Moving from working in 2D to 3D took a lot of time. In my eyes, the main element in my creative work was social interaction. For me, what was the most important was the reaction of people to the works I imposed on them. I remember how in the early 1990s, I received one of my first paid commissions. The owner of a discotheque asked me to paint his building. As he had given me very few instructions, I worked like crazy. I let my mad creativity flow and I projected an enormous amount of paint on the walls with the help of garden color sprays. In no time at all, I had repainted everything, from the floor to the ceiling – it was a chaos of colours and dripping paint. I thought the result was great up until the time the owner saw it. He was furious and I was promptly sacked.
He thought it did not look like anything. The following day professional painters came and repainted everything, they put one monotonous color on all the walls.
I quickly understood that if I truly wanted to change the urban landscape, I had to present my works better and leave illegality behind. I tried hard to convince the local municipal authorities to allow me to work legally, and I looked for partners who could really believe in me. I tried to see the bigger picture and to work in a more organised way. It was an enormous challenge which required several years of development. To start with, my ideas really did not interest anyone. But I never gave up, I continued the fight. Once I was able to start convincing people, I understood that creating works in three dimensions was the best way to help the spectator into my universe.
-You say that you dream is to create an ideal society where individuals live in balance with their environment. Where this ideal comes from?
You probably would not think so, but I must admit that I am a real romantic. In both my private and professional life, I can be a real vagabond. I am always seeking, always doubting – I break things to rebuild them, and my brain never stops. Physically also, I never stop. I travel the world, I look for the elements, I visit cities. I flee from monotony and inhumane coldness.
In my opinion, the 1980s and 1990s were without doubt the worst period in terms of urban development. Even today, our cities still carry the scars from the introduction of cars into cities. City squares are empty, the streets are glacial. As a romantic, I want to change all that. In cities, I want people to feel the changing seasons, to see nature in all its diversity, to be able to touch its shapes, and rediscover its palette of colours. That is what I want to see again in our cities.

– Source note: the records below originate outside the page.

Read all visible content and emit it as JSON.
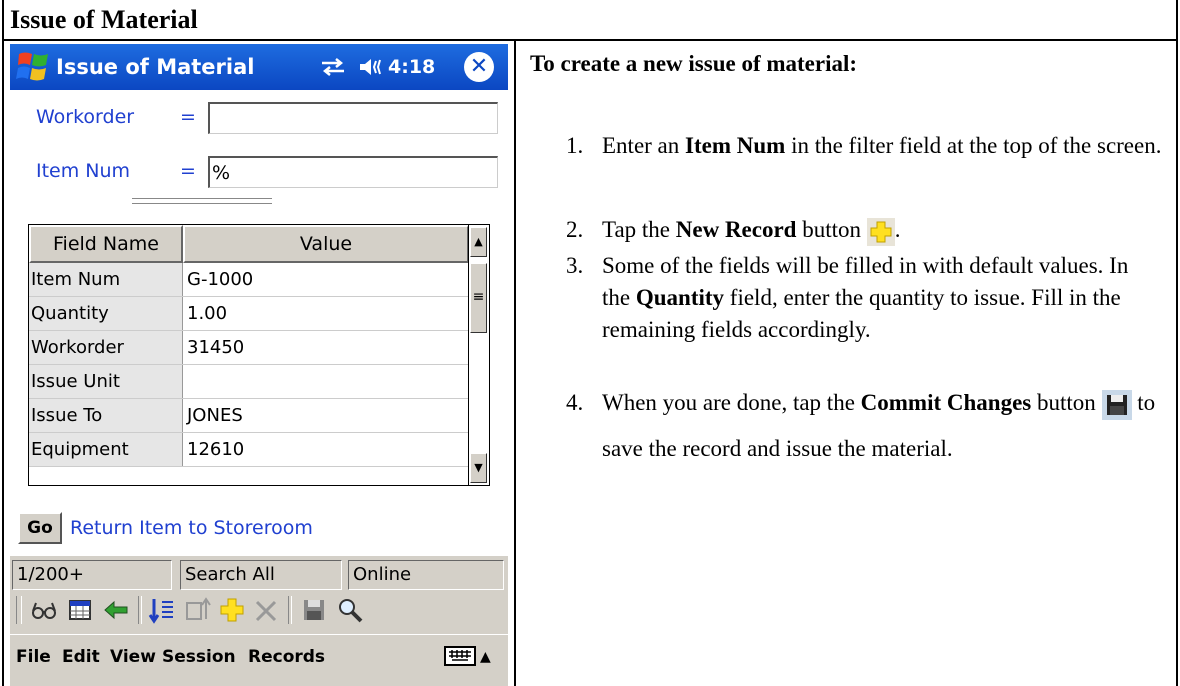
{
  "doc_title": "Issue of Material",
  "device": {
    "app_title": "Issue of Material",
    "clock": "4:18",
    "fields": [
      {
        "label": "Workorder",
        "eq": "=",
        "value": ""
      },
      {
        "label": "Item Num",
        "eq": "=",
        "value": "%"
      }
    ],
    "grid": {
      "headers": [
        "Field Name",
        "Value"
      ],
      "rows": [
        {
          "name": "Item Num",
          "value": "G-1000"
        },
        {
          "name": "Quantity",
          "value": "1.00"
        },
        {
          "name": "Workorder",
          "value": "31450"
        },
        {
          "name": "Issue Unit",
          "value": ""
        },
        {
          "name": "Issue To",
          "value": "JONES"
        },
        {
          "name": "Equipment",
          "value": "12610"
        }
      ]
    },
    "go_label": "Go",
    "go_link": "Return Item to Storeroom",
    "status": {
      "count": "1/200+",
      "search": "Search All",
      "mode": "Online"
    },
    "menu": [
      "File",
      "Edit",
      "View",
      "Session",
      "Records"
    ]
  },
  "instructions": {
    "heading": "To create a new issue of material:",
    "steps": [
      {
        "n": "1.",
        "a": "Enter an ",
        "b": "Item Num",
        "c": " in the filter field at the top of the screen."
      },
      {
        "n": "2.",
        "a": "Tap the ",
        "b": "New Record",
        "c": " button",
        "d": "."
      },
      {
        "n": "3.",
        "a": "Some of the fields will be filled in with default values.  In the ",
        "b": "Quantity",
        "c": " field, enter the quantity to issue.  Fill in the remaining fields accordingly."
      },
      {
        "n": "4.",
        "a": "When you are done, tap the ",
        "b": "Commit Changes",
        "c": " button",
        "d": " to save the record and issue the material."
      }
    ]
  }
}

– You support Fashion for Relief and collaborate with its spokeswoman Naomi Campbell. How did you become involved with them and why this initiative is important for you.
I support a lot of good causes, I think it is my obligation. Fashion For Relief, Human Rights Watch, Sea Shepherd, SOS Children’s Villages are all very close to my heart. I have seen what these organisations are able to do around the world and they are really a necessity.